ISLAMABAD, Pakistan — A powerful Taliban faction in a northwestern tribal region has said it is withdrawing from a peace deal with the government to protest continuing strikes by American drones, confronting the Pakistani military with a possible two-front campaign against militants, according to Pakistani news reports on Tuesday.
The Taliban faction, led by Hafiz Gul Bahadur, operates in the mountainous North Waziristan area along the border with Afghanistan.

It struck a peace deal with the authorities in February 2008, but Mr. Gul Bahadur said the truce was no longer operative. The Taliban announcement on Monday came as American reinforcements were moving into Afghanistan. Taliban fighters there have traditionally relied on havens in Pakistan’s lawless tribal regions.

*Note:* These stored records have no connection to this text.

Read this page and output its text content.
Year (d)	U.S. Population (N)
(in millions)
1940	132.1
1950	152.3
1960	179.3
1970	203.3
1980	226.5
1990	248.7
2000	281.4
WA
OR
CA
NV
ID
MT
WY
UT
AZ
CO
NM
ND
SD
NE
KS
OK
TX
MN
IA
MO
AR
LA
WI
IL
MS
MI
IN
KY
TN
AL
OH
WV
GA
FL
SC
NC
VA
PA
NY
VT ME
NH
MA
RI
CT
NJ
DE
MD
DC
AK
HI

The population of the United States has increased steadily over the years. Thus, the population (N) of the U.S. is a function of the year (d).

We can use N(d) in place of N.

One day before the announcement, as many as 150 militants attacked a Pakistani military convoy about 22 miles west of Miramshah, the capital of North Waziristan. At least 30 soldiers — the Taliban claimed 60 — were believed to have been killed in the ambush, which pointed to the army’s vulnerability in the area.

Separately, The Associated Press reported that four people were killed in southwestern Pakistan on Tuesday when a car bomber attacked trucks taking supplies to NATO forces in Afghanistan.

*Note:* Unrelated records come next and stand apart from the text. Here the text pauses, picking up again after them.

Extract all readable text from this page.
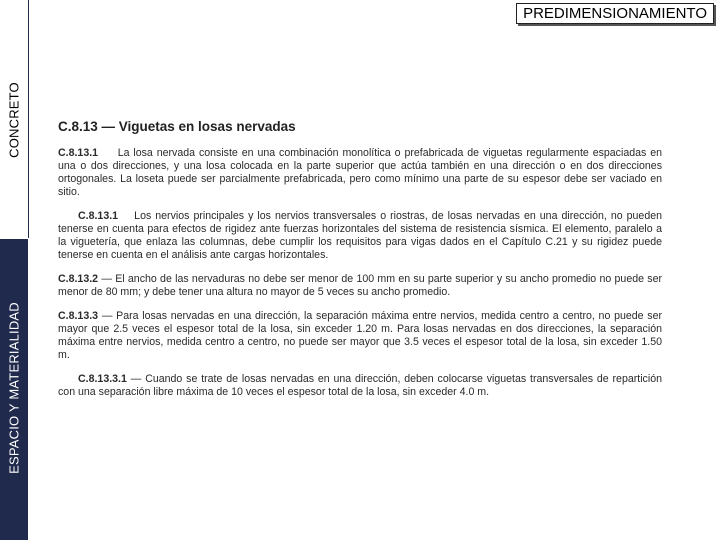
CONCRETO
ESPACIO Y MATERIALIDAD
PREDIMENSIONAMIENTO
C.8.13 — Viguetas en losas nervadas

C.8.13.1 La losa nervada consiste en una combinación monolítica o prefabricada de viguetas regularmente espaciadas en una o dos direcciones, y una losa colocada en la parte superior que actúa también en una dirección o en dos direcciones ortogonales. La loseta puede ser parcialmente prefabricada, pero como mínimo una parte de su espesor debe ser vaciado en sitio.

C.8.13.1 Los nervios principales y los nervios transversales o riostras, de losas nervadas en una dirección, no pueden tenerse en cuenta para efectos de rigidez ante fuerzas horizontales del sistema de resistencia sísmica. El elemento, paralelo a la viguetería, que enlaza las columnas, debe cumplir los requisitos para vigas dados en el Capítulo C.21 y su rigidez puede tenerse en cuenta en el análisis ante cargas horizontales.

C.8.13.2 — El ancho de las nervaduras no debe ser menor de 100 mm en su parte superior y su ancho promedio no puede ser menor de 80 mm; y debe tener una altura no mayor de 5 veces su ancho promedio.

C.8.13.3 — Para losas nervadas en una dirección, la separación máxima entre nervios, medida centro a centro, no puede ser mayor que 2.5 veces el espesor total de la losa, sin exceder 1.20 m. Para losas nervadas en dos direcciones, la separación máxima entre nervios, medida centro a centro, no puede ser mayor que 3.5 veces el espesor total de la losa, sin exceder 1.50 m.

C.8.13.3.1 — Cuando se trate de losas nervadas en una dirección, deben colocarse viguetas transversales de repartición con una separación libre máxima de 10 veces el espesor total de la losa, sin exceder 4.0 m.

The end of the peace deal came as the Pakistani military prepared for an offensive against another Taliban group, led by Baitullah Mehsud, in neighboring South Waziristan.

Mr. Mehsud is widely depicted as the main leader of the Taliban in Pakistan and has claimed responsibility for a string of deadly bombings. The Pakistani authorities had been hoping to deny Mr. Mehsud support from North Waziristan, but Mr. Gul Bahadur’s decision has significantly expanded the theater of conflict.

Ahmadullah Ahmadi, a spokesman for Mr. Gul Bahadur, was quoted by Pakistani news organizations as saying that guerrilla attacks would be made against the Pakistani military unless drone attacks were stopped and government troops were pulled out of North Waziristan.

“We will attack forces everywhere in Waziristan unless the government fulfills these two demands,” Mr. Ahmadi told Dawn, Pakistan’s most prestigious English-language daily newspaper. Mr. Ahmadi accused the government of allowing the United States to carry out drone attacks in the region.

Mr. Gul Bahadur says that more than 50 drone strikes since the peace deal have killed hundreds of people, including women and children.

After the attack on the military convoy on Sunday, military vehicles lay wrecked and destroyed around the bodies of soldiers. Under the 2008 peace agreement, militants agreed not to attack security forces or establish a parallel administration. But the peace was tenuous and strained by mutual distrust.

The truce came after the government offered major concessions, like dismantling military checkpoints, releasing detained militants and compensating them and other tribesmen for their losses suffered during the military operation, Pakistani news organizations reported.

In return, elders of the Utman Zai tribe, which inhabits the area, had assured the government that there would be no cross-border movement and that foreigners would not be allowed to take refuge.